No tenía ninguna duda de que el maestro Yehudi era el responsable de lo que me había sucedido. En aquella primera etapa de nuestra historia juntos le atribuía toda clase de poderes sobrenaturales, y estaba plenamente convencido de que él había provocado aquel viento feroz sin otro motivo que impedirme la huida. Durante varias semanas después de eso mi cabeza estuvo llena de multitud de teorías y especulaciones disparatadas. La más aterradora tenía que ver con Aesop, y era mi creciente certidumbre de que él había nacido blanco. Era terrible pensar eso, pero todas las pruebas parecían apoyar mi conclusión. Hablaba como un blanco, ¿no? Actuaba como un blanco, pensaba como un blanco, tocaba el piano como un blanco, y sólo porque su piel fuera negra, ¿por qué iba yo a creer a mis ojos cuando mis tripas me decían otra cosa? La única respuesta era que él había nacido blanco. Hacía años, el maestro le había elegido para que fuese su primer alumno en el arte de volar. Le había dicho a Aesop que saltara desde el tejado del establo y Aesop había saltado, pero en lugar de coger las corrientes de viento y elevarse por los aires, había caído al suelo y se había roto todos los huesos de su cuerpo.
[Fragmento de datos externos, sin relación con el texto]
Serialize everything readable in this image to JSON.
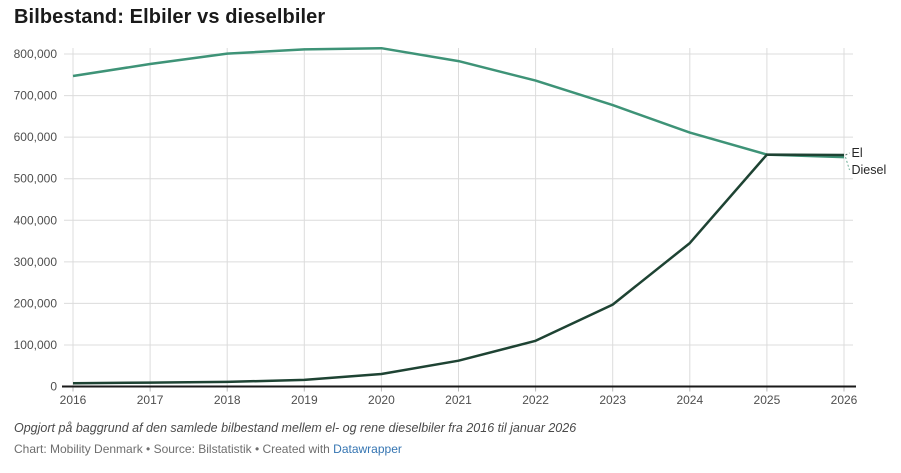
{
  "header": {
    "title": "Bilbestand: Elbiler vs dieselbiler"
  },
  "chart_data": {
    "type": "line",
    "title": "Bilbestand: Elbiler vs dieselbiler",
    "x": [
      2016,
      2017,
      2018,
      2019,
      2020,
      2021,
      2022,
      2023,
      2024,
      2025,
      2026
    ],
    "series": [
      {
        "name": "Diesel",
        "color": "#3e9377",
        "values": [
          747000,
          776000,
          801000,
          811000,
          814000,
          783000,
          736000,
          677000,
          611000,
          558000,
          552000
        ]
      },
      {
        "name": "El",
        "color": "#1e4333",
        "values": [
          8000,
          9500,
          11000,
          16000,
          30000,
          62000,
          110000,
          197000,
          345000,
          558000,
          557000
        ]
      }
    ],
    "ylim": [
      0,
      800000
    ],
    "y_tick_step": 100000,
    "y_tick_labels": [
      "0",
      "100,000",
      "200,000",
      "300,000",
      "400,000",
      "500,000",
      "600,000",
      "700,000",
      "800,000"
    ],
    "xlabel": "",
    "ylabel": "",
    "grid": true,
    "legend_position": "direct-end-labels",
    "end_labels": [
      "El",
      "Diesel"
    ]
  },
  "footer": {
    "note": "Opgjort på baggrund af den samlede bilbestand mellem el- og rene dieselbiler fra 2016 til januar 2026",
    "credit": "Chart: Mobility Denmark • Source: Bilstatistik • Created with ",
    "link_text": "Datawrapper",
    "link_color": "#3575b2"
  },
  "colors": {
    "grid": "#dcdcdc",
    "axis": "#1a1a1a",
    "tick": "#b9b9b9",
    "diesel_line": "#3e9377",
    "el_line": "#1e4333"
  }
}
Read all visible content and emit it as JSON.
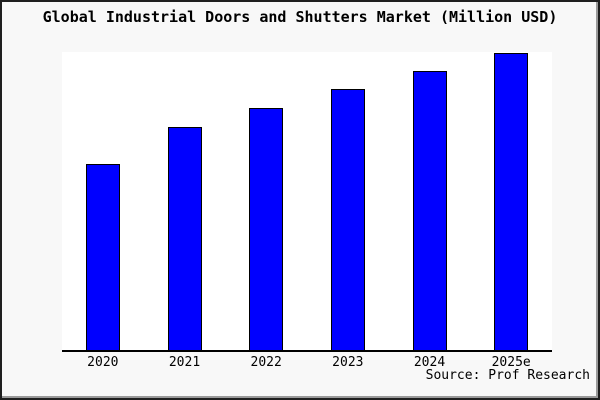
{
  "colors": {
    "figure_background": "#f8f8f8",
    "plot_background": "#ffffff",
    "frame_border": "#1f1f1f",
    "bar_fill": "#0000ff",
    "bar_border": "#000000",
    "axis_line": "#000000",
    "text": "#000000"
  },
  "chart_data": {
    "type": "bar",
    "title": "Global Industrial Doors and Shutters Market (Million USD)",
    "categories": [
      "2020",
      "2021",
      "2022",
      "2023",
      "2024",
      "2025e"
    ],
    "values": [
      188,
      225,
      244,
      263,
      281,
      299
    ],
    "value_note": "y-axis is unlabeled; values are relative heights estimated from pixels",
    "xlabel": "",
    "ylabel": "",
    "ylim": [
      0,
      300
    ],
    "grid": false,
    "legend": false,
    "source": "Source: Prof Research"
  }
}
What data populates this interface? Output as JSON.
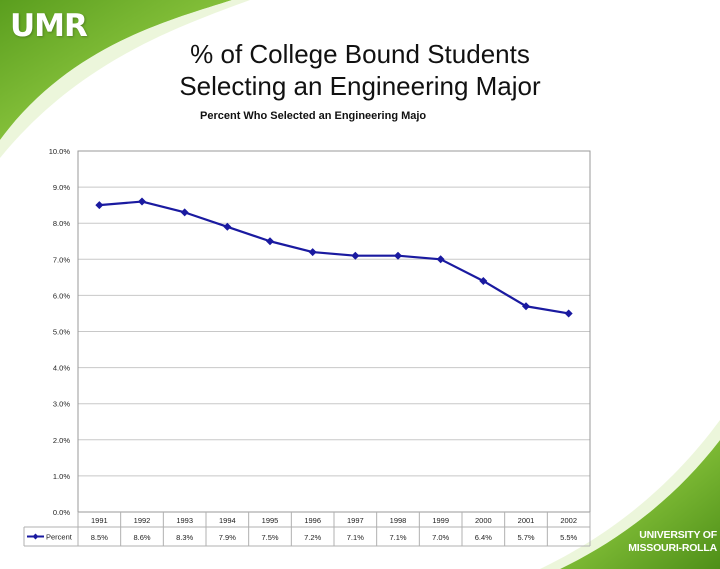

Eso explicaba su lamentable y torcida osamenta, pero luego, para empeorar las cosas, el maestro Yehudi le había castigado por su fracaso. Invocando el poder de cien demonios judíos, había señalado a su discípulo con el dedo y le había convertido en un espantoso negro. La vida de Aesop había quedado destruida, y no había duda de que la misma suerte me esperaba a mí. No sólo acabaría con la piel negra y el cuerpo lisiado, sino que me vería obligado a pasar el resto de mis días estudiando libros.